Schwarze Farbspritzer an der Hausfassade, beschmierte Fenster, zerstörte Kameras und gefährliche Metallsterne vor der Haustür: Eine 64-jährige Frührentnerin und ihr beeinträchtigter erwachsener Sohn leben in Wendemark nach eigenen Angaben seit Jahren in Angst. Das Polizeirevier Stendal bestätigte allein für das vergangene Wochenende zwei Einsätze. Die Fälle wurden an die Kriminalpolizei übergeben.

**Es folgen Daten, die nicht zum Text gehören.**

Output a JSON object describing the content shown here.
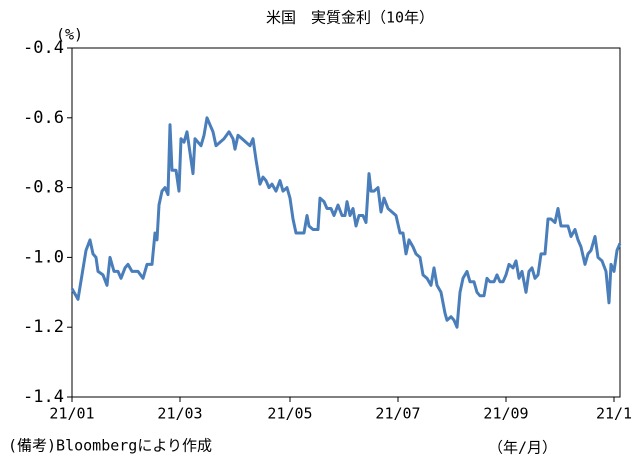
{
  "chart_data": {
    "type": "line",
    "title": "米国　実質金利（10年）",
    "y_label": "(%)",
    "x_label": "（年/月）",
    "note": "(備考)Bloombergにより作成",
    "color": "#4a7ebb",
    "x": [
      0,
      6,
      10,
      14,
      18,
      21,
      24,
      26,
      31,
      35,
      38,
      42,
      46,
      49,
      53,
      56,
      60,
      66,
      71,
      75,
      80,
      83,
      85,
      87,
      90,
      93,
      96,
      98,
      100,
      104,
      107,
      109,
      112,
      115,
      118,
      121,
      123,
      126,
      129,
      132,
      135,
      138,
      141,
      144,
      148,
      152,
      157,
      161,
      163,
      166,
      170,
      174,
      178,
      181,
      184,
      188,
      191,
      194,
      197,
      200,
      204,
      208,
      211,
      215,
      218,
      221,
      224,
      228,
      232,
      235,
      237,
      241,
      246,
      248,
      252,
      255,
      259,
      262,
      266,
      270,
      273,
      275,
      278,
      281,
      284,
      287,
      291,
      294,
      297,
      299,
      302,
      306,
      309,
      312,
      316,
      320,
      324,
      328,
      331,
      334,
      337,
      341,
      344,
      348,
      351,
      355,
      359,
      362,
      365,
      369,
      373,
      375,
      379,
      382,
      385,
      388,
      391,
      395,
      398,
      402,
      405,
      408,
      412,
      415,
      418,
      422,
      425,
      428,
      431,
      434,
      437,
      441,
      444,
      447,
      450,
      454,
      457,
      460,
      463,
      466,
      469,
      473,
      476,
      479,
      483,
      486,
      489,
      493,
      496,
      499,
      503,
      506,
      509,
      513,
      516,
      519,
      523,
      526,
      530,
      534,
      537,
      539,
      542,
      545,
      548
    ],
    "values": [
      -1.09,
      -1.12,
      -1.05,
      -0.98,
      -0.95,
      -0.99,
      -1.0,
      -1.04,
      -1.05,
      -1.08,
      -1.0,
      -1.04,
      -1.04,
      -1.06,
      -1.03,
      -1.02,
      -1.04,
      -1.04,
      -1.06,
      -1.02,
      -1.02,
      -0.93,
      -0.95,
      -0.85,
      -0.81,
      -0.8,
      -0.82,
      -0.62,
      -0.75,
      -0.75,
      -0.81,
      -0.66,
      -0.67,
      -0.64,
      -0.7,
      -0.76,
      -0.66,
      -0.67,
      -0.68,
      -0.65,
      -0.6,
      -0.62,
      -0.64,
      -0.68,
      -0.67,
      -0.66,
      -0.64,
      -0.66,
      -0.69,
      -0.65,
      -0.66,
      -0.67,
      -0.68,
      -0.66,
      -0.72,
      -0.79,
      -0.77,
      -0.78,
      -0.8,
      -0.79,
      -0.81,
      -0.78,
      -0.81,
      -0.8,
      -0.83,
      -0.89,
      -0.93,
      -0.93,
      -0.93,
      -0.88,
      -0.91,
      -0.92,
      -0.92,
      -0.83,
      -0.84,
      -0.86,
      -0.86,
      -0.88,
      -0.85,
      -0.88,
      -0.88,
      -0.84,
      -0.88,
      -0.86,
      -0.91,
      -0.88,
      -0.88,
      -0.9,
      -0.76,
      -0.81,
      -0.81,
      -0.8,
      -0.87,
      -0.83,
      -0.86,
      -0.87,
      -0.88,
      -0.93,
      -0.93,
      -0.99,
      -0.95,
      -0.97,
      -0.99,
      -1.0,
      -1.05,
      -1.06,
      -1.08,
      -1.03,
      -1.08,
      -1.1,
      -1.16,
      -1.18,
      -1.17,
      -1.18,
      -1.2,
      -1.1,
      -1.06,
      -1.04,
      -1.07,
      -1.07,
      -1.1,
      -1.11,
      -1.11,
      -1.06,
      -1.07,
      -1.07,
      -1.05,
      -1.07,
      -1.07,
      -1.05,
      -1.02,
      -1.03,
      -1.01,
      -1.06,
      -1.04,
      -1.1,
      -1.04,
      -1.03,
      -1.06,
      -1.05,
      -0.99,
      -0.99,
      -0.89,
      -0.89,
      -0.9,
      -0.86,
      -0.91,
      -0.91,
      -0.91,
      -0.94,
      -0.92,
      -0.95,
      -0.97,
      -1.02,
      -0.99,
      -0.98,
      -0.94,
      -1.0,
      -1.01,
      -1.04,
      -1.13,
      -1.02,
      -1.04,
      -0.98,
      -0.96
    ],
    "xlim": [
      0,
      548
    ],
    "xticks": [
      {
        "value": 0,
        "label": "21/01"
      },
      {
        "value": 108,
        "label": "21/03"
      },
      {
        "value": 218,
        "label": "21/05"
      },
      {
        "value": 326,
        "label": "21/07"
      },
      {
        "value": 434,
        "label": "21/09"
      },
      {
        "value": 542,
        "label": "21/1"
      }
    ],
    "ylim": [
      -1.4,
      -0.4
    ],
    "yticks": [
      -1.4,
      -1.2,
      {
        "value": -1,
        "label": "-1.0"
      },
      -0.8,
      -0.6,
      -0.4
    ]
  }
}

Beate Klaebe und ihr Sohn lebten nach eigenen Angaben rund 20 Jahre lang ungestört am Ortsrand von Wendemark. Seit etwa zwei bis drei Jahren werde ihr Grundstück jedoch immer wieder gezielt beschädigt. Zu den Vorfällen zählen ein beschädigtes Auto, eine offenbar beschossene Satellitenschüssel, zerschnittene oder anderweitig beschädigte Zäune sowie zerstörte Überwachungskameras.

Schwarze Symbole und zerstörte Strohpuppen

Besonders belastend sei der jüngste Vorfall am vergangenen Wochenende gewesen. Unbekannte besprühten die Fassade und Fenster des Hauses mit schwarzen Symbolen. Außerdem zerstörten sie zwei lebensgroße Strohpuppen, die auf einer Hollywoodschaukel standen.

Die wiederholten Angriffe wirken sich laut dem Bericht zunehmend auf den Alltag der Familie aus. Aus Angst gingen Mutter und Sohn häufig erst in den frühen Morgenstunden schlafen und ließen nachts im gesamten Haus das Licht eingeschaltet. Auch Angehörige und Bekannte mieden das Grundstück. Kinder und Enkelkinder kämen nicht mehr zu Besuch; selbst ein geplanter Swimmingpool für den Enkel sei nicht aufgestellt worden, weil der Junge befürchtet habe, dass er ebenfalls zerstört werden könnte.

Krähenfüße verletzen die Bewohnerin

Am vergangenen Wochenende entdeckte Klaebe auf dem Feldweg vor ihrem Haus sogenannte Krähenfüße. Die spitzen Metallsterne können Reifen beschädigen und Menschen verletzen. Nach Angaben der Familie bemerkte die Bewohnerin die Gegenstände zu spät, trat hinein und erlitt eine Schnittverletzung am Fuß. Sie musste im Krankenhaus behandelt werden. Bereits am Montagmorgen lagen erneut Krähenfüße vor der Garageneinfahrt.

Der Sachschaden habe sich inzwischen auf einen vierstelligen Betrag summiert, berichtet MDR. Hinzu kämen ähnlich hohe Kosten für Zäune, Kameras und weitere Sicherungsmaßnahmen. Klaebe lebt von ihrer Frührente und wisse nach eigenen Angaben nicht mehr, wie sie die Schäden und die zusätzlichen Schutzvorkehrungen bezahlen solle.

Kriminalpolizei ermittelt

Das Polizeirevier Stendal bestätigte die beiden Einsätze in Wendemark. Weitere Angaben machte die Polizei mit Verweis auf ermittlungstaktische Gründe zunächst nicht. Damit bleibt offen, wer hinter den Sachbeschädigungen steckt und ob die einzelnen Vorfälle miteinander zusammenhängen. Für die Familie bedeutet das: Die Ermittlungen laufen, während die Angst vor weiteren Angriffen und die finanziellen Belastungen anhalten.